I realized, that the only true answer that wasn’t a temporary fix or a cheap knock-off brand to the real thing I was looking for- to go to the source and creator of love to satisfy my desire fully, realizing that no man or woman (let alone objects or creations) would ever be able to complete me like He can. He can fill in those crevices and be the concrete that binds together our ill fated attempts at garnering love and satisfaction.
I always find it interesting that in the oh-so-many love songs and sonnets and poetry that have been penned in the name of love, there is the declaration of ‘I will love you forever’ or ‘I want to be loved forever’. You almost never hear someone sing ‘I will love you for 40 years/40 months/72 days’ or some finite number like that. Even when someone sings ‘At least for tonight let’s be togehter’ – it still stinks so highly of the sweaty palmed, hoping against hope that something more may happen that will stretch past that one night. We were made, I think, desiring an eternal/everlasting and a perfect love. Unfortunately, if we were to answer to reality, we know that no human being can love us forever- at most, we can love someone for a lifetime, and you can’t even call it a whole lifetime of love because very few people meet their love within that first or second decades of life even. And we also know that human love is far from perfect as well, because well, we’re human- we can only forgive so many times before we snap and have to vent to a friend or loved one. Yes, of course, we try our best to be perfect for our loved one’s but everyone has their good and bad days. Our love is very flawed and very limited time wise. So where then can we go to quench this desire for an infinite, everlasting and perfect love? Well, how about an eternal and infinite being who is the origin of love itself?
This is why, in any relationship in life, its important to remember that there’s always a third person there, a third person that is the only one who can love perfectly while our human love stands deeply flawed before it. Hence, if you want perfect love, perfect friendship, perfect relationships with family, you cannot depend fully on an imperfect person to do that. You have to comprehend that people, including yourself, will probably fall a little short, because well again, we’re human, but we can rely on that third and perfect person to fill in the gaps.

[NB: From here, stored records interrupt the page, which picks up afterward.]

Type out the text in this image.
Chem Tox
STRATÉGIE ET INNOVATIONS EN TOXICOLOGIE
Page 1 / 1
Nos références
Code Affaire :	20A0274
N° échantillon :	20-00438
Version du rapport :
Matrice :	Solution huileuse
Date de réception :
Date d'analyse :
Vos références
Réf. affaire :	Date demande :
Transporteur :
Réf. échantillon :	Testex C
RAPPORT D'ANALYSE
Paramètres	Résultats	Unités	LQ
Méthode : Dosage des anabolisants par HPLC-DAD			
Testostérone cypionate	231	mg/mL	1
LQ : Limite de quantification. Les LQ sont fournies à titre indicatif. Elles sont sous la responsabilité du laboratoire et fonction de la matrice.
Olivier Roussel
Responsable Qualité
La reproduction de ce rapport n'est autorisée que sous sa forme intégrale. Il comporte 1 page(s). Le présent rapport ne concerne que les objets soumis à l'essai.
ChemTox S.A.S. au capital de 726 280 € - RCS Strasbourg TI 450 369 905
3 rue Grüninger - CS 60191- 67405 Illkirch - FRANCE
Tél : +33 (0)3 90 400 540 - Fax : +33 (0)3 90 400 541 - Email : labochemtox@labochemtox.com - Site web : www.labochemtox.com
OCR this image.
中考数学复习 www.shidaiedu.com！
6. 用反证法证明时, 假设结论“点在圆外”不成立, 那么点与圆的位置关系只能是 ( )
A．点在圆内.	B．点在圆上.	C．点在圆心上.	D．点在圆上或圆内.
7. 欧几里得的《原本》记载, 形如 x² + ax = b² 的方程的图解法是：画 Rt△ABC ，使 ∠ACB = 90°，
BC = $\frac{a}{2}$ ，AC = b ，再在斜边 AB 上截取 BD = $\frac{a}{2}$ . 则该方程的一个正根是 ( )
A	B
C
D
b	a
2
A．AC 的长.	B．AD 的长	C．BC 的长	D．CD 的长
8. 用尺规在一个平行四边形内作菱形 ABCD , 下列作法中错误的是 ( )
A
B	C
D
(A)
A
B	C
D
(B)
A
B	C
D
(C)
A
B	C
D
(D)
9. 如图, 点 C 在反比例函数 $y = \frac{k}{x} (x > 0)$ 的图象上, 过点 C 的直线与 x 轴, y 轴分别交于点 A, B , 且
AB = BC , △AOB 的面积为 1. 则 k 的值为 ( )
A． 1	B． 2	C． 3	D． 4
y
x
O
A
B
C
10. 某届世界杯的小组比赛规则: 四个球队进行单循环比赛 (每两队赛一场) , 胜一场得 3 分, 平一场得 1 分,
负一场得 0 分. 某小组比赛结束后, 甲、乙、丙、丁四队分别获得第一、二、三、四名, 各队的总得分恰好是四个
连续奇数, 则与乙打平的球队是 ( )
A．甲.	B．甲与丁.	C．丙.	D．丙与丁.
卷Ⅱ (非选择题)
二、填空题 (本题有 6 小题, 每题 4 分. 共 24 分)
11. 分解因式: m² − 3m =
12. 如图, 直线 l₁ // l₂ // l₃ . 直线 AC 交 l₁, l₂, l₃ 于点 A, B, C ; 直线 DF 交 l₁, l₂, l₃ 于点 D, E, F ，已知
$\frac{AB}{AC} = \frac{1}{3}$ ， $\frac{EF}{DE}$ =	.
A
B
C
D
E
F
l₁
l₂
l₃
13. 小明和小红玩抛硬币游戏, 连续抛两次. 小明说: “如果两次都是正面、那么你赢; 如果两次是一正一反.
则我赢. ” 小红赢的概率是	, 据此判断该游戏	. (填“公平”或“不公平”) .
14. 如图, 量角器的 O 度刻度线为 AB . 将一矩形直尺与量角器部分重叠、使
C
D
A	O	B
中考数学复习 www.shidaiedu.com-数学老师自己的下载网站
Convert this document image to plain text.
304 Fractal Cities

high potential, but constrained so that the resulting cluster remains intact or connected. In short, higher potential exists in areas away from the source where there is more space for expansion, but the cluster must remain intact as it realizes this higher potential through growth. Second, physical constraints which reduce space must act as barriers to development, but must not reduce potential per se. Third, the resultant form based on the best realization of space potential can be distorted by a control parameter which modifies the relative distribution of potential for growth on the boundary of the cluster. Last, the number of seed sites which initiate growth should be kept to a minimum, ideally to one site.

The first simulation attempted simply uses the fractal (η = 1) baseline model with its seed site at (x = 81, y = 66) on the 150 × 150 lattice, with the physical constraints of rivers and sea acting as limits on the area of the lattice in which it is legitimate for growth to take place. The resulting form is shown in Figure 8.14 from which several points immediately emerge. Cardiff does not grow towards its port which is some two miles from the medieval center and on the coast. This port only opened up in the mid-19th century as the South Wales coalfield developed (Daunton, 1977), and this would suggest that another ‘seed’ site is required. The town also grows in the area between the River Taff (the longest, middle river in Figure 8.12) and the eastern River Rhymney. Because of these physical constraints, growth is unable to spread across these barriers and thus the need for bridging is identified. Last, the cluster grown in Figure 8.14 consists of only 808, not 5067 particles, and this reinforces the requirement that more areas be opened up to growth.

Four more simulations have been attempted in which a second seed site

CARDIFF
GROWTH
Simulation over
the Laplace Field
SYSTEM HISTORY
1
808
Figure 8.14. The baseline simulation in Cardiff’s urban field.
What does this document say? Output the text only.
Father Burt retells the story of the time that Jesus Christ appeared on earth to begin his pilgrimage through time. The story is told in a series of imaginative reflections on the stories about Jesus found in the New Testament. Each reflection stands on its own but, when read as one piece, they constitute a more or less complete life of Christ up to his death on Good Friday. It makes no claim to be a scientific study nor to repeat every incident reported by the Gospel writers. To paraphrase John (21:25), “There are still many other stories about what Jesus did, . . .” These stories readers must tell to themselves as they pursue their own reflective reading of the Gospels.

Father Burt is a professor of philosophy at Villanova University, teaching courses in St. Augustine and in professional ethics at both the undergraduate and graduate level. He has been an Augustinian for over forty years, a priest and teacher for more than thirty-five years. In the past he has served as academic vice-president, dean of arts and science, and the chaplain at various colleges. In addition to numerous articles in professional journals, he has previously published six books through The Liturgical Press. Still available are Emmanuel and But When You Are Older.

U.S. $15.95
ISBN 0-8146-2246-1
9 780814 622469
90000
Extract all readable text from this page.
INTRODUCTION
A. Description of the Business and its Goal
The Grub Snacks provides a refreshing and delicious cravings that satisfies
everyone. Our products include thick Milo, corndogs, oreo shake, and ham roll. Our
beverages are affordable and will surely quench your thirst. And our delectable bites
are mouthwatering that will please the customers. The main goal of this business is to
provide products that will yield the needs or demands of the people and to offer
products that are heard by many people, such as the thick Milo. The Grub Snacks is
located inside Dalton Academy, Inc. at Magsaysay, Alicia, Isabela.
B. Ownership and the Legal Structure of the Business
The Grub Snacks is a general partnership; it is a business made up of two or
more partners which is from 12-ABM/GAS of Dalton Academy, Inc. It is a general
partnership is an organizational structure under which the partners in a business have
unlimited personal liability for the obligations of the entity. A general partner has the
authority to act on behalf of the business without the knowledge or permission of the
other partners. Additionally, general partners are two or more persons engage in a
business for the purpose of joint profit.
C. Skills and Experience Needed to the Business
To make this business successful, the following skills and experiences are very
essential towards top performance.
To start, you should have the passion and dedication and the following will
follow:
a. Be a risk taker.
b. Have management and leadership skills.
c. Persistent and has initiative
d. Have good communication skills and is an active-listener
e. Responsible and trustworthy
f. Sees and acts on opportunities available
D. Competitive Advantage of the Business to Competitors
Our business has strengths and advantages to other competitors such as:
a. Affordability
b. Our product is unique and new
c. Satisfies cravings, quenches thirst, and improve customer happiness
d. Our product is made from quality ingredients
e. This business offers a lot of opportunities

I think of this as the reason why a marriage happens in a church- its a reminder that its not just about these 2 people or families coming together because if romantic comedies and christmas-time family movies have taught us anything, its that it is nearly impossible for people to get along without a flood of wacky misunderstandings and people violently tackling each other to the floor. A marriage within a church and before an altar, with a priest standing between the bride and groom, reminds everyone gathered that this is not a human affair, it is a sacred one. We need to remmeber that third person the priest represents at that altar because in the most flawed and loneliest of moments when no human can seem to fill that deep and dark feeling within us, it is that third person who will love it beyond fullfillment, until we overflow out into those that surround us.
So where do you go to discard the loneliness, to forget that hole or hurt, to find love?